We, or actually I, was talking about Rod Stewart and was looking out loud for a song and Henry said, “Do you think I’m sexy?” and then started singing it and he said, “No, not the song, I was really asking, do you think I’m sexy?” So I said plain and simple, “Yes.” And then I sort of changed the subject and I was telling him that I liked it when he sounded athorative [sic.] but I was laughing so now he’s afraid his kids’ll laugh at him. This is the worst my body has ever looked and it’s only going downhill. Bodies can and do keep getting worse. Well, I have a little mini vacation coming. Good I’m tired of working and I hate my job. Or do I really? I don’t like getting bored. I don’t like putting books away. I don’t like customers when I don’t like them. I don’t like Lori. K.C. makes me depressed – the woman’s never had a boyfriend and I doubt that the thought of a girlfriend has seriously crossed her mind.
Henry said something sexual – about blowing – to me. It was very funny. Asked me if I knew how. I lied and said yes. It really was a joke that had nothing to do with what you’re thinking.
… You worthless bitch
You fickle shit …
… I’ll still be here as strong as you
and walk away in spite of you …
Bauhaus
I wonder if he actually considered my answer to the sexy question. If I would have pressed then, he probably would’ve passed it off as a joke. These rice cakes taste like crap and they’re getting stuck in my teeth. My little baby is very cute. I think she’s growing. With the amount of food she eats she should be.
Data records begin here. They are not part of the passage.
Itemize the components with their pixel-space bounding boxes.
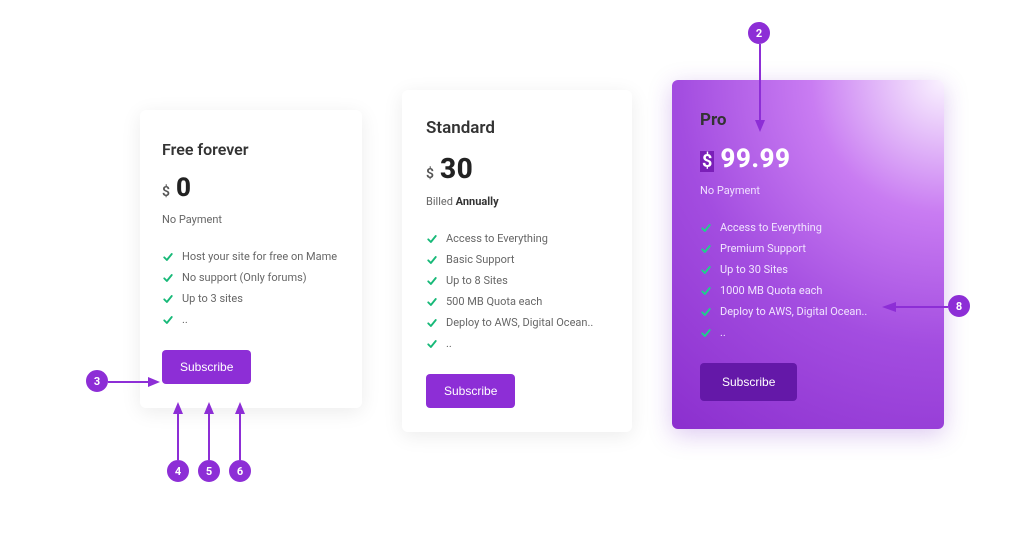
check-icon bbox=[162, 251, 174, 263]
plan-card-pro: Pro $ 99.99 No Payment Access to Everyth… bbox=[672, 80, 944, 429]
annotation-arrow-icon bbox=[170, 400, 186, 460]
annotation-badge-2: 2 bbox=[748, 22, 770, 44]
plan-card-free: Free forever $ 0 No Payment Host your si… bbox=[140, 110, 362, 408]
feature-text: .. bbox=[446, 337, 452, 350]
feature-text: Deploy to AWS, Digital Ocean.. bbox=[446, 316, 593, 329]
check-icon bbox=[426, 275, 438, 287]
check-icon bbox=[700, 285, 712, 297]
feature-text: Host your site for free on Mame bbox=[182, 250, 337, 263]
price-value: 99.99 bbox=[720, 144, 790, 174]
feature-text: Deploy to AWS, Digital Ocean.. bbox=[720, 305, 867, 318]
currency-symbol: $ bbox=[426, 166, 434, 182]
list-item: .. bbox=[426, 333, 608, 354]
billing-note: Billed Annually bbox=[426, 195, 608, 208]
subscribe-button[interactable]: Subscribe bbox=[700, 363, 797, 401]
annotation-badge-8: 8 bbox=[948, 295, 970, 317]
feature-list: Access to Everything Premium Support Up … bbox=[700, 217, 916, 343]
subscribe-button[interactable]: Subscribe bbox=[426, 374, 515, 408]
list-item: Up to 3 sites bbox=[162, 288, 340, 309]
billing-cycle: Annually bbox=[456, 195, 499, 208]
list-item: Basic Support bbox=[426, 249, 608, 270]
plan-title: Free forever bbox=[162, 140, 340, 159]
price-value: 30 bbox=[440, 152, 473, 185]
check-icon bbox=[162, 314, 174, 326]
annotation-arrow-icon bbox=[108, 372, 162, 392]
check-icon bbox=[700, 327, 712, 339]
feature-text: No support (Only forums) bbox=[182, 271, 307, 284]
annotation-badge-5: 5 bbox=[198, 460, 220, 482]
annotation-arrow-icon bbox=[232, 400, 248, 460]
annotation-badge-4: 4 bbox=[167, 460, 189, 482]
check-icon bbox=[426, 254, 438, 266]
billing-note: No Payment bbox=[162, 213, 340, 226]
feature-text: Up to 30 Sites bbox=[720, 263, 788, 276]
list-item: Deploy to AWS, Digital Ocean.. bbox=[426, 312, 608, 333]
feature-text: 500 MB Quota each bbox=[446, 295, 542, 308]
feature-list: Host your site for free on Mame No suppo… bbox=[162, 246, 340, 330]
check-icon bbox=[426, 317, 438, 329]
billing-prefix: Billed bbox=[426, 195, 456, 208]
list-item: Host your site for free on Mame bbox=[162, 246, 340, 267]
feature-text: Up to 8 Sites bbox=[446, 274, 508, 287]
price-line: $ 99.99 bbox=[700, 144, 916, 174]
annotation-arrow-icon bbox=[880, 298, 950, 316]
list-item: Access to Everything bbox=[426, 228, 608, 249]
plan-title: Pro bbox=[700, 110, 916, 130]
annotation-arrow-icon bbox=[748, 44, 772, 134]
list-item: Up to 30 Sites bbox=[700, 259, 916, 280]
check-icon bbox=[700, 222, 712, 234]
feature-text: Premium Support bbox=[720, 242, 806, 255]
annotation-badge-6: 6 bbox=[229, 460, 251, 482]
feature-text: Up to 3 sites bbox=[182, 292, 243, 305]
check-icon bbox=[426, 338, 438, 350]
check-icon bbox=[700, 243, 712, 255]
annotation-arrow-icon bbox=[201, 400, 217, 460]
list-item: No support (Only forums) bbox=[162, 267, 340, 288]
currency-symbol: $ bbox=[700, 151, 714, 172]
plan-card-standard: Standard $ 30 Billed Annually Access to … bbox=[402, 90, 632, 432]
list-item: .. bbox=[162, 309, 340, 330]
plan-title: Standard bbox=[426, 118, 608, 138]
check-icon bbox=[700, 264, 712, 276]
feature-list: Access to Everything Basic Support Up to… bbox=[426, 228, 608, 354]
list-item: Premium Support bbox=[700, 238, 916, 259]
check-icon bbox=[162, 293, 174, 305]
check-icon bbox=[162, 272, 174, 284]
price-line: $ 30 bbox=[426, 152, 608, 185]
check-icon bbox=[426, 233, 438, 245]
list-item: Access to Everything bbox=[700, 217, 916, 238]
check-icon bbox=[426, 296, 438, 308]
price-line: $ 0 bbox=[162, 173, 340, 203]
pricing-row: Free forever $ 0 No Payment Host your si… bbox=[140, 110, 944, 432]
check-icon bbox=[700, 306, 712, 318]
list-item: .. bbox=[700, 322, 916, 343]
feature-text: .. bbox=[182, 313, 188, 326]
feature-text: Basic Support bbox=[446, 253, 515, 266]
feature-text: Access to Everything bbox=[720, 221, 822, 234]
price-value: 0 bbox=[176, 173, 192, 203]
billing-note: No Payment bbox=[700, 184, 916, 197]
list-item: Up to 8 Sites bbox=[426, 270, 608, 291]
annotation-badge-3: 3 bbox=[86, 370, 108, 392]
subscribe-button[interactable]: Subscribe bbox=[162, 350, 251, 384]
currency-symbol: $ bbox=[162, 184, 170, 200]
feature-text: Access to Everything bbox=[446, 232, 548, 245]
feature-text: 1000 MB Quota each bbox=[720, 284, 823, 297]
list-item: 500 MB Quota each bbox=[426, 291, 608, 312]
feature-text: .. bbox=[720, 326, 726, 339]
When I mentioned a group he didn’t know very well, he said, “I’m not really familiar with their stuff.” How formal and when he says “I don’t really care for it.” Oh. I don’t know why things like that get me off but they do. How each time we get on the phone he does something different. When he raises his voice. Whenever he tells me what to do. When he says my name. His voice deep slow calm. Not dumb sounding like he really has nothing to say. He’s not always saying weeell and uuuh that’s very annoying. Gosh I really do like him. But have a just talked myself into it? If so oh well ’cause I like him now. A lot. I think about him and I do get dreamy-eyed ’cause I just want to be in his arms. Goofy I know. I want to kiss him for hours. What does he want from me? Are we ever going to have sex? Am I ever going to have sex? DJ says there are so many that looking back you wonder how you could have looked ahead wondering. Will that sentence ever make sense? I want to have a baby and Henry wants to have kids now so he can do stuff with them while he’s still young. Is that a perfect match or what? You’d think we went to a computer dating service or something. I match my sheets. I like this color. My eyes are half shut.